We can relate one management lesson taught based on the boiling frog story with the investors behaviours to inflation and market volatility.
The story goes like this …
If you put a frog into a pot of boiling water, it will leap out right away to escape the danger.
But, if you put a frog in a kettle that is filled with water that is cool and pleasant, and then you gradually heat the kettle until it starts boiling, the frog will not become aware of the threat until it is too late. Finally , the frog dies.
The story is often used as a metaphor for the inability of people to react to significant changes that occur gradually.
Investors respond to volatility of the markets the way frog responds to boiled water in first case. The basic characteristic of the market is volatility. Normal markets are volatile in nature. However ,Investors react to market volatility and act spontaneously. This way, frog behaviour to boiling water can relate to investor behaviour to market volatility.
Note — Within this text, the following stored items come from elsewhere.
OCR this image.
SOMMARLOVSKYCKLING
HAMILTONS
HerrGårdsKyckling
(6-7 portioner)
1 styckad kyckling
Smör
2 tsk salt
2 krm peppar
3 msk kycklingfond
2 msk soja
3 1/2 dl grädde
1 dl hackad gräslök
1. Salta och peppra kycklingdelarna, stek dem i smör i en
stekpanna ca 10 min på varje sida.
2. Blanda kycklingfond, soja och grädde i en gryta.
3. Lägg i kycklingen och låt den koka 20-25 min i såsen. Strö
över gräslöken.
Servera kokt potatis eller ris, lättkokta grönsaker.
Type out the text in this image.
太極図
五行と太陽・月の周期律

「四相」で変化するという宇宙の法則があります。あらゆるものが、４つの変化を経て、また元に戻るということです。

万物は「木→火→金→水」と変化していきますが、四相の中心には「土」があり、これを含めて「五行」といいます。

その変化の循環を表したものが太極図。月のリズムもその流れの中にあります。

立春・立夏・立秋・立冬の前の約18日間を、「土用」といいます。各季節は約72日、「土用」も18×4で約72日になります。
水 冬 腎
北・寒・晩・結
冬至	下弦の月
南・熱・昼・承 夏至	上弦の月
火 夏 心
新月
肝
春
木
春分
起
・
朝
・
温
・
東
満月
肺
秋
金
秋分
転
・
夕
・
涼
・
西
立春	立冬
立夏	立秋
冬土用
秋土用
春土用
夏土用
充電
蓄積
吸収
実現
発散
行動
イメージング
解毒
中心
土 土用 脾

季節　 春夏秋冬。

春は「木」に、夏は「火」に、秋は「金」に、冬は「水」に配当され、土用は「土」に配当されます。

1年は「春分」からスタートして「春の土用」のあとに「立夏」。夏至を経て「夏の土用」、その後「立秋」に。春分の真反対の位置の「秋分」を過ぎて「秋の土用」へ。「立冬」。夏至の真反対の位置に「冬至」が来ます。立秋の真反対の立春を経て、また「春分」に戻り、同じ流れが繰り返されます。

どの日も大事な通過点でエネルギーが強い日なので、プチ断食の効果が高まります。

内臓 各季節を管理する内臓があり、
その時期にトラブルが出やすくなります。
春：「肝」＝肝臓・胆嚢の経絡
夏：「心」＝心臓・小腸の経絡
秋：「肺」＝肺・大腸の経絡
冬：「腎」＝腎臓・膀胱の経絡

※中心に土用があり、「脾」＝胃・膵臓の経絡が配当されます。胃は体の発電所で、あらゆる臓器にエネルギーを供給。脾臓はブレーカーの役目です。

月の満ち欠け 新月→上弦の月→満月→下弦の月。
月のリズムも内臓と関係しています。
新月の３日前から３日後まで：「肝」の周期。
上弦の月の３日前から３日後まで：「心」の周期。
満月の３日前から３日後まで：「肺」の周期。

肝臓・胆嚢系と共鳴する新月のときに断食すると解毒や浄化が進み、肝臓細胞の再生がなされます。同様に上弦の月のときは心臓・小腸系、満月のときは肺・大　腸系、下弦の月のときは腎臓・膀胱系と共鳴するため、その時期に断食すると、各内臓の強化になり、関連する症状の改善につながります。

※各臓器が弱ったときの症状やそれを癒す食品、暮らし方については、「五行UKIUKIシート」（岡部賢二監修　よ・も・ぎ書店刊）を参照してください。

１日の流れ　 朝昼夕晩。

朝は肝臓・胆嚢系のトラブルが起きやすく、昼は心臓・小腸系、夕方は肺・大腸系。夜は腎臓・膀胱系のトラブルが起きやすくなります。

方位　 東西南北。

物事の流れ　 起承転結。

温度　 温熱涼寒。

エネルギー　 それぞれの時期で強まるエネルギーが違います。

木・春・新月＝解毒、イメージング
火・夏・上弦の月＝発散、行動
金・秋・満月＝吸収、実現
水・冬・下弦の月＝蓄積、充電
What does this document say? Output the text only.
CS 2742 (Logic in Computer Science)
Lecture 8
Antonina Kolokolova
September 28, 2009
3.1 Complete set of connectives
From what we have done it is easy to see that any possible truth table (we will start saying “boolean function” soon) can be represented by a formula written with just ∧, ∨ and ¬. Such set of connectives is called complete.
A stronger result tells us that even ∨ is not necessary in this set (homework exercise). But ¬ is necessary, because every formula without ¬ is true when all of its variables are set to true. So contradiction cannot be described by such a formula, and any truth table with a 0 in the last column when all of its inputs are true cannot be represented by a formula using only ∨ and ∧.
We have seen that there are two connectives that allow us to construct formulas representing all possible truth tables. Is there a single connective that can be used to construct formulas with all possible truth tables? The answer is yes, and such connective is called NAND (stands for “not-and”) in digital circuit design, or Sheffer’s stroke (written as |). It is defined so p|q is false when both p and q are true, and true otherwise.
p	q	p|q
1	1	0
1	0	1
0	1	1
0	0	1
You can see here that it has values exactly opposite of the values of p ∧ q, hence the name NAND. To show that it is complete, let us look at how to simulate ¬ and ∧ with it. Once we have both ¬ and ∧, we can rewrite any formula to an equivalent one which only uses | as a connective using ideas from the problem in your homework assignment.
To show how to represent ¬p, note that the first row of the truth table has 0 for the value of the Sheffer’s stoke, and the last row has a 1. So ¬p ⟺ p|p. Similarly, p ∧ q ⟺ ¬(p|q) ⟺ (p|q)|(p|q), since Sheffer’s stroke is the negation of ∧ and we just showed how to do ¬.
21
Inflation is slow but dangerous poison. Frog does not realise the pace of boiling water and started enjoying it like a warm water bath. Similarly, investors ignore the inflation in initial years .Inflation may not pinch in short time. However, it has severe impact over a long term. Rs 100,000/- today will be worth only Rs 92,000/- next year due to 8% inflation. Similarly, the future value of Rs 30,000/- becomes 3,00,000/- over a period of 30 years considering inflation of 8% .i.e. 10 times in 30 years.
We generally – most of us – understand the possible consequences, but the longer we go without having to deal with those, the less likely we think they will come about. Unfortunately, like the outcome for Mr. Frog, the water will boil and those who haven’t extricated themselves in time will suffer the same fate.